La prima pellicola di cui vogliamo parlare è un bellissimo docudrama rumeno già vincitore di numerosi premi in giro per il mondo (dal Sundance a Salonicco). In “Acasă, My Home”, la macchina da presa di Radu Ciorniciuc segue la vita quotidiana della famiglia Enache, un padre, una madre e ben nove figli da sfamare. In realtà nulla di così complicato, perché vivere dentro una baracca nel cuore dell’oasi naturale di Văcărești permette ai nostri protagonisti di pescare nel laghetto o di allevare animali di vario tipo. Ci troviamo però nell’immediata periferia di Bucarest, dove le autorità hanno deciso che quell’enorme area verde deve essere convertita in un parco nazionale.

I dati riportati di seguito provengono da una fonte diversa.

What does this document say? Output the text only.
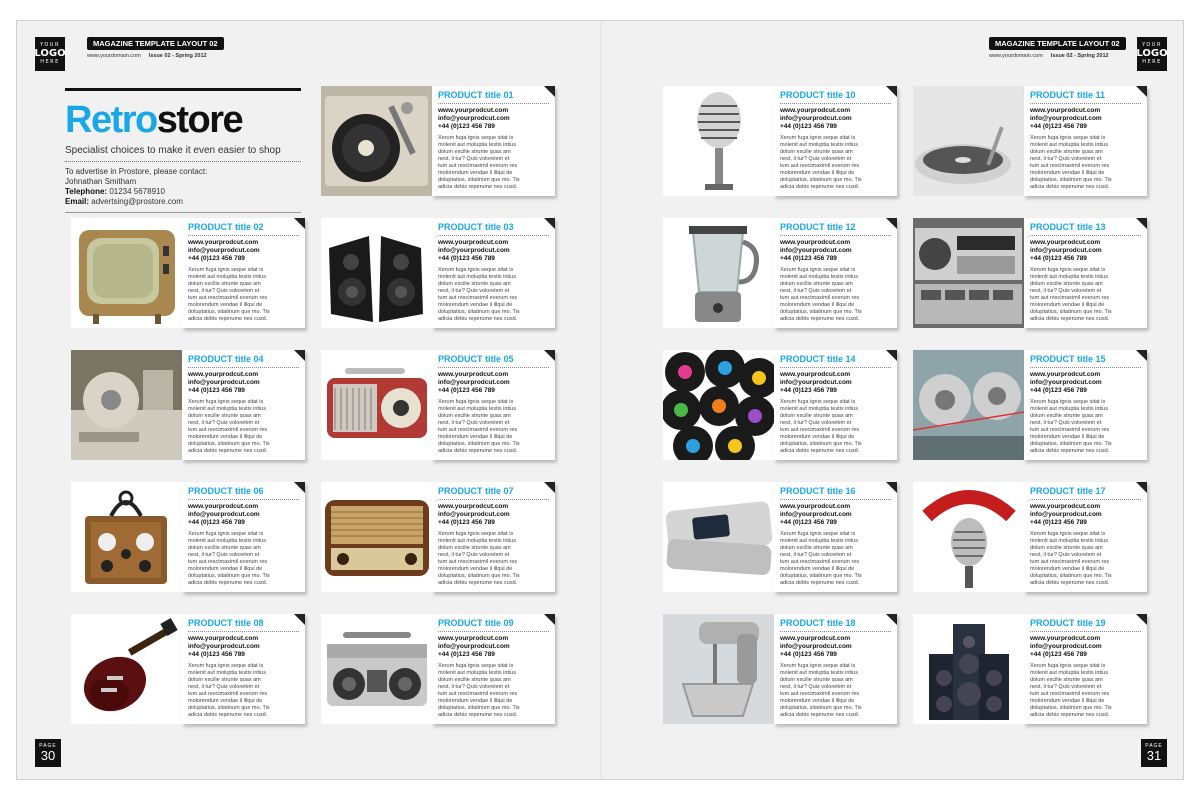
YOUR
LOGO
HERE
MAGAZINE TEMPLATE LAYOUT 02
www.yourdomain.com Issue 02 - Spring 2012
MAGAZINE TEMPLATE LAYOUT 02
www.yourdomain.com Issue 02 - Spring 2012
YOUR
LOGO
HERE
Retrostore
Specialist choices to make it even easier to shop
To advertise in Prostore, please contact:
Johnathan Smitham
Telephone: 01234 5678910
Email: advertsing@prostore.com
PRODUCT title 01
www.yourprodcut.com
info@yourprodcut.com
+44 (0)123 456 789
Xerum fuga tgnis seque sitat is
molenit aut moluptia testis intius
dolum escilie strunte quas am
nest, il tur? Quis volorelem et
tum aut rescimaximil everum res
molorendum vendae il illqui de
doluptatius, sitatinum que mo. Tis
adicia debis reperume nes cusd.
PRODUCT title 02
www.yourprodcut.com
info@yourprodcut.com
+44 (0)123 456 789
Xerum fuga tgnis seque sitat is
molenit aut moluptia testis intius
dolum escilie strunte quas am
nest, il tur? Quis volorelem et
tum aut rescimaximil everum res
molorendum vendae il illqui de
doluptatius, sitatinum que mo. Tis
adicia debis reperume nes cusd.
PRODUCT title 03
www.yourprodcut.com
info@yourprodcut.com
+44 (0)123 456 789
Xerum fuga tgnis seque sitat is
molenit aut moluptia testis intius
dolum escilie strunte quas am
nest, il tur? Quis volorelem et
tum aut rescimaximil everum res
molorendum vendae il illqui de
doluptatius, sitatinum que mo. Tis
adicia debis reperume nes cusd.
PRODUCT title 04
www.yourprodcut.com
info@yourprodcut.com
+44 (0)123 456 789
Xerum fuga tgnis seque sitat is
molenit aut moluptia testis intius
dolum escilie strunte quas am
nest, il tur? Quis volorelem et
tum aut rescimaximil everum res
molorendum vendae il illqui de
doluptatius, sitatinum que mo. Tis
adicia debis reperume nes cusd.
PRODUCT title 05
www.yourprodcut.com
info@yourprodcut.com
+44 (0)123 456 789
Xerum fuga tgnis seque sitat is
molenit aut moluptia testis intius
dolum escilie strunte quas am
nest, il tur? Quis volorelem et
tum aut rescimaximil everum res
molorendum vendae il illqui de
doluptatius, sitatinum que mo. Tis
adicia debis reperume nes cusd.
PRODUCT title 06
www.yourprodcut.com
info@yourprodcut.com
+44 (0)123 456 789
Xerum fuga tgnis seque sitat is
molenit aut moluptia testis intius
dolum escilie strunte quas am
nest, il tur? Quis volorelem et
tum aut rescimaximil everum res
molorendum vendae il illqui de
doluptatius, sitatinum que mo. Tis
adicia debis reperume nes cusd.
PRODUCT title 07
www.yourprodcut.com
info@yourprodcut.com
+44 (0)123 456 789
Xerum fuga tgnis seque sitat is
molenit aut moluptia testis intius
dolum escilie strunte quas am
nest, il tur? Quis volorelem et
tum aut rescimaximil everum res
molorendum vendae il illqui de
doluptatius, sitatinum que mo. Tis
adicia debis reperume nes cusd.
PRODUCT title 08
www.yourprodcut.com
info@yourprodcut.com
+44 (0)123 456 789
Xerum fuga tgnis seque sitat is
molenit aut moluptia testis intius
dolum escilie strunte quas am
nest, il tur? Quis volorelem et
tum aut rescimaximil everum res
molorendum vendae il illqui de
doluptatius, sitatinum que mo. Tis
adicia debis reperume nes cusd.
PRODUCT title 09
www.yourprodcut.com
info@yourprodcut.com
+44 (0)123 456 789
Xerum fuga tgnis seque sitat is
molenit aut moluptia testis intius
dolum escilie strunte quas am
nest, il tur? Quis volorelem et
tum aut rescimaximil everum res
molorendum vendae il illqui de
doluptatius, sitatinum que mo. Tis
adicia debis reperume nes cusd.
PRODUCT title 10
www.yourprodcut.com
info@yourprodcut.com
+44 (0)123 456 789
Xerum fuga tgnis seque sitat is
molenit aut moluptia testis intius
dolum escilie strunte quas am
nest, il tur? Quis volorelem et
tum aut rescimaximil everum res
molorendum vendae il illqui de
doluptatius, sitatinum que mo. Tis
adicia debis reperume nes cusd.
PRODUCT title 11
www.yourprodcut.com
info@yourprodcut.com
+44 (0)123 456 789
Xerum fuga tgnis seque sitat is
molenit aut moluptia testis intius
dolum escilie strunte quas am
nest, il tur? Quis volorelem et
tum aut rescimaximil everum res
molorendum vendae il illqui de
doluptatius, sitatinum que mo. Tis
adicia debis reperume nes cusd.
PRODUCT title 12
www.yourprodcut.com
info@yourprodcut.com
+44 (0)123 456 789
Xerum fuga tgnis seque sitat is
molenit aut moluptia testis intius
dolum escilie strunte quas am
nest, il tur? Quis volorelem et
tum aut rescimaximil everum res
molorendum vendae il illqui de
doluptatius, sitatinum que mo. Tis
adicia debis reperume nes cusd.
PRODUCT title 13
www.yourprodcut.com
info@yourprodcut.com
+44 (0)123 456 789
Xerum fuga tgnis seque sitat is
molenit aut moluptia testis intius
dolum escilie strunte quas am
nest, il tur? Quis volorelem et
tum aut rescimaximil everum res
molorendum vendae il illqui de
doluptatius, sitatinum que mo. Tis
adicia debis reperume nes cusd.
PRODUCT title 14
www.yourprodcut.com
info@yourprodcut.com
+44 (0)123 456 789
Xerum fuga tgnis seque sitat is
molenit aut moluptia testis intius
dolum escilie strunte quas am
nest, il tur? Quis volorelem et
tum aut rescimaximil everum res
molorendum vendae il illqui de
doluptatius, sitatinum que mo. Tis
adicia debis reperume nes cusd.
PRODUCT title 15
www.yourprodcut.com
info@yourprodcut.com
+44 (0)123 456 789
Xerum fuga tgnis seque sitat is
molenit aut moluptia testis intius
dolum escilie strunte quas am
nest, il tur? Quis volorelem et
tum aut rescimaximil everum res
molorendum vendae il illqui de
doluptatius, sitatinum que mo. Tis
adicia debis reperume nes cusd.
PRODUCT title 16
www.yourprodcut.com
info@yourprodcut.com
+44 (0)123 456 789
Xerum fuga tgnis seque sitat is
molenit aut moluptia testis intius
dolum escilie strunte quas am
nest, il tur? Quis volorelem et
tum aut rescimaximil everum res
molorendum vendae il illqui de
doluptatius, sitatinum que mo. Tis
adicia debis reperume nes cusd.
PRODUCT title 17
www.yourprodcut.com
info@yourprodcut.com
+44 (0)123 456 789
Xerum fuga tgnis seque sitat is
molenit aut moluptia testis intius
dolum escilie strunte quas am
nest, il tur? Quis volorelem et
tum aut rescimaximil everum res
molorendum vendae il illqui de
doluptatius, sitatinum que mo. Tis
adicia debis reperume nes cusd.
PRODUCT title 18
www.yourprodcut.com
info@yourprodcut.com
+44 (0)123 456 789
Xerum fuga tgnis seque sitat is
molenit aut moluptia testis intius
dolum escilie strunte quas am
nest, il tur? Quis volorelem et
tum aut rescimaximil everum res
molorendum vendae il illqui de
doluptatius, sitatinum que mo. Tis
adicia debis reperume nes cusd.
PRODUCT title 19
www.yourprodcut.com
info@yourprodcut.com
+44 (0)123 456 789
Xerum fuga tgnis seque sitat is
molenit aut moluptia testis intius
dolum escilie strunte quas am
nest, il tur? Quis volorelem et
tum aut rescimaximil everum res
molorendum vendae il illqui de
doluptatius, sitatinum que mo. Tis
adicia debis reperume nes cusd.
PAGE
30
PAGE
31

Gli Enache sono così costretti a traslocare con l’aiuto dei servizi sociali: tuttavia qui entra in gioco un cambiamento che per loro non significa affatto miglioramento, perché vivere dentro quattro mura con luce, gas e tecnologia si rivela un boomerang dagli effetti disastrosi. Anche se i ragazzini cominciano a frequentare la scuola e qualcosa sembra muoversi nella direzione giusta, il disagio cresce e non è difficile intuire quanto sia complesso, per la famiglia in esame, l’adattamento alla città.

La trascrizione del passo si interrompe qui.